Wednesday 1 March 2017

Ashamed or Guilty

Disclaimer: the following article provides my own personal views that might be different than yours so it’s okay.



When I was at school, my actual third one, but first real one, kids were a little bit different. And what I’m going to say next might seem a bit impolite, but most of them were less privileged, I’m sorry I had to. But now I will clarify why I've mentioned it.

You see, my mother was kind of obsessed with travelling, she dragged our little four-member family to a bunch of countries during my childhood. Months before travelling, she dedicated her time to plan each trip. Her love of travelling was, I must admit, contagious too. But that’s another story, back to our main topic.

So, being a kid who’s travelled many countries outside her own put me in a minority category. A minority that experienced different things and not just travelling, but obviously other stuff too. I bet you get the picture now thus any further examples would be plain bragging.

Why did I mention this? Because believe it or not, this kind of lifestyle made me feel a little bit guilty. Guilty that I’m privileged. My life was a little bit less hard. I've tried better activities, seen better sceneries. It was hard to share summer vacation stories without sounding (at least) a little bit arrogant. I felt odd.

But when I changed schools, and went to an “international” school, the situation was reversed. Everyone in the new school has travelled abroad at least once. People had a more luxurious lifestyle than in my old school in general. If you have read my Friendship article, then you know in which school I actually made friends. But anyway. I no longer felt privileged, I felt average. Which was good. Until…

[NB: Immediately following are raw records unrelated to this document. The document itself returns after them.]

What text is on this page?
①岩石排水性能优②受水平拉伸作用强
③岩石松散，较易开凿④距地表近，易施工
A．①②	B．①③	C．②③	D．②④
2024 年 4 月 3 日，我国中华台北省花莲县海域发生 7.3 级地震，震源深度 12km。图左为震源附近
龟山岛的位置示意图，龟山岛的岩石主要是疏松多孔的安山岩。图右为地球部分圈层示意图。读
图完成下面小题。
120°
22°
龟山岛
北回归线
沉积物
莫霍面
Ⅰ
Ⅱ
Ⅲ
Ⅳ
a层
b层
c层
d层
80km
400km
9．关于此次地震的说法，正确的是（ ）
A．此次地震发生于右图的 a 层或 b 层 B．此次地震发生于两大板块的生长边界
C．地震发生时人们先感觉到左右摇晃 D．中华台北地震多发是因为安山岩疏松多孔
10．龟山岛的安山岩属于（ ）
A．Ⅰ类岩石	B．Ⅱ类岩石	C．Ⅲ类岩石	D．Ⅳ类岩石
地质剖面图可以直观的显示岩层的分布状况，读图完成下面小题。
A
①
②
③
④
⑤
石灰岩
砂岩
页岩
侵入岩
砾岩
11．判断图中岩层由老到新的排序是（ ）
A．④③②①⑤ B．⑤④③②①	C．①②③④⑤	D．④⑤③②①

Later in high school, all what mattered to me and my colleagues was applying to college. The head of department once did a sort of presentation about this, she said that, every year, a third of each class goes to Egyptian public universities, a third to private ones and the rest studies abroad. And obviously the private ones are much more expensive.

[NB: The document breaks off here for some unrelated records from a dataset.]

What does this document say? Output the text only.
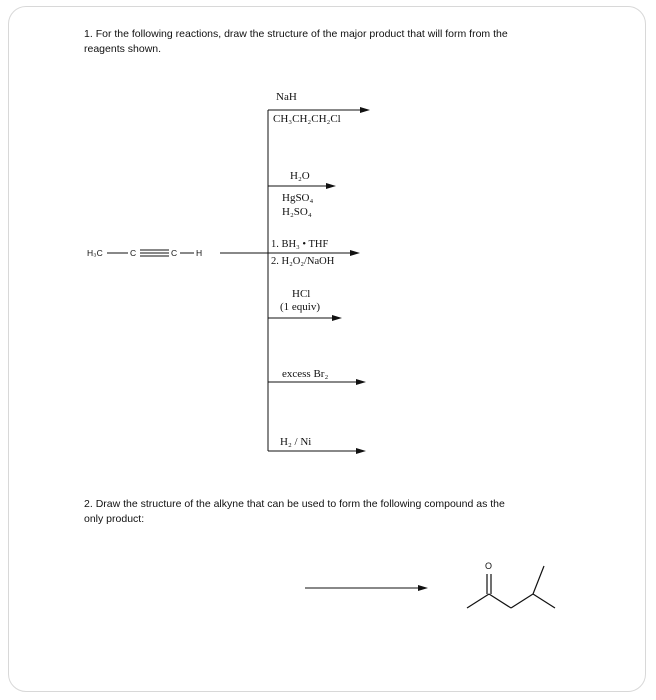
1. For the following reactions, draw the structure of the major product that will form from the
reagents shown.
H₃C	C	C H
NaH
CH₃CH₂CH₂Cl
H₂O
HgSO₄
H₂SO₄
1. BH₃ • THF
2. H₂O₂/NaOH
HCl
(1 equiv)
excess Br₂
H₂ / Ni
2. Draw the structure of the alkyne that can be used to form the following compound as the
only product:
O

A colleague of mine set his goal to study at a certain private uni, and since I was older and wiser then, I honestly said “I wish I could go there, but there are no longer scholarships and my dad can’t afford to pay my tuition fees”. As simple as that, with full confidence. I must say I’m proud of myself for reaching this point of self-acceptance. There’s nothing wrong with being unable to spend more money than affordable. There’s nothing wrong in admitting it in public. It’s wrong to lie and say things like “No I don’t like to go there, not good enough for me” while you, in reality, can’t afford it. How much you make doesn't equate your worth.


The moral is, you shouldn't be ashamed of being less privileged than others. Nor bitter. They may lead lives that sound fun and expensive, but believe me they have their own problems too. And if you feel guilty for being privileged that’s wrong to you, because that’s not your fault you were born in a richer family. Everyone deserves inner-peace.